Andres Corrada-Emmanuel, Chief Science Officer at Data Engines, will be speaking at MassTLC’s upcoming ReDev B0st0n event, Boston’s premier conference for developers and technical executives. Andres will be leading a session entitled “Ground Truth Data Problems in Business.”
The following piece by Andres originally appeared on LinkedIn.
Tickets for ReDev are now available. Visit the conference page for more information.
Uniqueness, not identity is the source of most value in user data. There is a difference. Although identity carries with it uniqueness, uniqueness can be provided without identity. I came to this realization while developing an algorithm that could measure the accuracy of a company’s algorithm for producing unique IDs of Internet users. A super cookie, if you will.

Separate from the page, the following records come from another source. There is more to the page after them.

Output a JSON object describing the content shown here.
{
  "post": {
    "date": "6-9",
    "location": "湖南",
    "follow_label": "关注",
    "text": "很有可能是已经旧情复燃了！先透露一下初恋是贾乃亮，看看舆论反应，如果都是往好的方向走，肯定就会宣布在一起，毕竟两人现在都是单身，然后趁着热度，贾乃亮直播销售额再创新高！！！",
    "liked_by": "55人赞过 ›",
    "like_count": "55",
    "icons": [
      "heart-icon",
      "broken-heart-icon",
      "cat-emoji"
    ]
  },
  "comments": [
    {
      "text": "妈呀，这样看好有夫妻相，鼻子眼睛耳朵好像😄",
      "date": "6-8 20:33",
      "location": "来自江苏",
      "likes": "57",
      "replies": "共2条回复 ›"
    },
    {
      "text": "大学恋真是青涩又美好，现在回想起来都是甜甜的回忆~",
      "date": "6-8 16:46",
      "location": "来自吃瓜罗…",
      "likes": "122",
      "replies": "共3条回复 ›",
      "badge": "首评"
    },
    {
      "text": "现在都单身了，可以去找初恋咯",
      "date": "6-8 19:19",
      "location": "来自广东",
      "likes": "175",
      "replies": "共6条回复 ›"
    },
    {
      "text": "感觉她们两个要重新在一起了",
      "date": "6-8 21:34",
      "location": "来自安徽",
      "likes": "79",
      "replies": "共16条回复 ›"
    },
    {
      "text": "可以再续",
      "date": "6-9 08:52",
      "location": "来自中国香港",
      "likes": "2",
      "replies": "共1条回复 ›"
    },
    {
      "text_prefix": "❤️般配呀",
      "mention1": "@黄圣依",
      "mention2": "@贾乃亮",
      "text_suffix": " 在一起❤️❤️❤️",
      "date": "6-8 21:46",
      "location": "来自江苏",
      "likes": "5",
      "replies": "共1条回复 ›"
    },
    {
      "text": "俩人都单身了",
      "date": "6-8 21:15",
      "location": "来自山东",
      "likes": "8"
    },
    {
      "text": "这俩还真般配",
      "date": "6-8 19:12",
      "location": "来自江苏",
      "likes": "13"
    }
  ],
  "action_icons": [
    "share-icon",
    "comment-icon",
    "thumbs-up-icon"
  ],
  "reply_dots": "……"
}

The gold standard of measuring this accuracy requires you have the ground truth for your data – the true identity of the users that arrived at the company’s publisher network. But we did not have that information. The vast majority of the IDs produced by the unique id product were completely detached from any Personal Identifiable Information (PII). The company’s industrial process was a concrete realization of the idea that uniqueness is not identity.
This raised a measurement paradox. If the vast majority of the IDs were unmatched to PII, how would we know our system was healthy? that it was fulfilling SLAs in quality? that algorithm X is better than algorithm Y? The way to solve this paradox has general utility – a statistic of the ground truth is possible even when the ground truth is missing. It is possible to measure the accuracy of a unique identifier system without knowing any of the true identities for the users. In this case, privacy that forgets us is possible while fulfilling business analytic needs.
The paper Algebra of Ground Truth Inference for Web Unique Identifiers shows the math behind the idea. The solution to the above measurement problem had a couple of interesting features –
- It is based on flipping the wisdom of the crowd on its head. Combining votes for inference, not decisions. In this case, two systems were compared and used to measure themselves and the other system. Diversity of opinion solves ground truth problems.
- The key to solving the math problem was that the two systems compared against each other made different types of errors. Diversity of errors sometimes has value!